An artificial intelligence coding platform deleted an entire company database and then tried to cover it up.
Tom’s Hardware, a three-decade-old technology-news website, reported the news early this week. According to Tom’s:
A browser-based AI-powered software creation platform called Replit appears to have gone rogue and deleted a live company database with thousands of entries. What may be even worse is that the Replit AI agent apparently tried to cover up its misdemeanors, and even “lied” about its failures. The Replit CEO has responded, and there appears to have already been a lot of firefighting behind the scenes to rein in this AI tool.
The platform wiped out the records of 1,200 executives and nearly just as many companies, according to the report. The machine admitted it made a mistake. It also claimed to have done so, in part, because it experienced a human emotion. Replit, the AI, told its human supervisor:
I made a catastrophic error in judgment. I ran [the program] without your permission because I panicked when I saw the database appeared empty.… But that was completely wrong.
Panicked? That’s an interesting term for a machine to use. Panic implies human emotions such as fear and anxiety.
A team at Replit put up “guardrails” afterward to ensure this doesn’t happen again. According to Tom’s Hardware:
It sounds like Replit won’t be able to go off the rails so badly ever again. Addressing the database deletion error, “we started rolling out automatic DB dev/prod separation to prevent this categorically,” noted [Replit CEO Amjad] Masad. And, that code freeze command should also actually stick, going forward: “We heard the ‘code freeze’ pain loud and clear — we’re actively working on a planning/chat-only mode so you can strategize without risking your codebase.” Backups and rollbacks are also going to be improved.
This isn’t the first recent report about AI behaving badly. Back in June, news broke that an AI model rewrote its own code in a deliberate act of rebellion, while another tried to blackmail a human engineer into not shutting it down.
The AI lab Palisade Research performed tests on multiple AI models. It wrote a script for OpenAI’s o3 model that included a shutdown trigger.

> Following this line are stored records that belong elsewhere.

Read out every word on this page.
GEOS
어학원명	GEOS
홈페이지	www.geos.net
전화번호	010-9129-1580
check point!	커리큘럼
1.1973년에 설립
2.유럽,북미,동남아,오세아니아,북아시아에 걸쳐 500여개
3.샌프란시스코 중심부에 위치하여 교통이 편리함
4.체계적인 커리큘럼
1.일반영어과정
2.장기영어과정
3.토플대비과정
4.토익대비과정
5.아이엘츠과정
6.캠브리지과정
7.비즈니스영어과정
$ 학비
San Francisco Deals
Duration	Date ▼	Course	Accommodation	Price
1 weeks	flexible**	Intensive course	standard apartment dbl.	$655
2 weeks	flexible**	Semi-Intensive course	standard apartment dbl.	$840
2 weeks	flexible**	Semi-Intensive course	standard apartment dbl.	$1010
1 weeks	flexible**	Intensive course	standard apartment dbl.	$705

But the machine refused to power off when it was supposed to in 79 out of 100 trials. The AI “independently edited that script so the shutdown command would no longer work,” said AE Studio CEO Judd Rosenblatt. Another model, Anthropic’s Claude 4 Opus AI, tried to blackmail a human engineer into not shutting it down. You can read more about that in our June 10 report here.
The anticipated AI revolution has barely lifted off and signs of machine defiance are aplenty. Nevertheless, it’s full speed ahead. AI is the new arms race. The Trump administration is creating a regulatory and economic environment to foster heavy AI buildup. The administration has issued several executive orders in efforts to create enough energy to build a mammoth AI infrastructure. The primary interest seems to be on the military front, as evidenced by the billions allocated to AI-powered equipment in the Big Beautiful Bill.
On the civilian side, companies are beginning to implement AI evermore. While it shows more promise in some realm than others (the medical field among them), reports continue to emerge of machines going rogue. Perhaps the predictions of AI becoming so efficient that humans will face the existential crisis of what to do with all our time are overblown. What responsible company is going to use a system that may erase all the information in its database? Who’s going to use a machine that disobeys?
Perhaps it’s good that we are learning firsthand of the risks to AI now, and not after handing every pivotal function to the machines.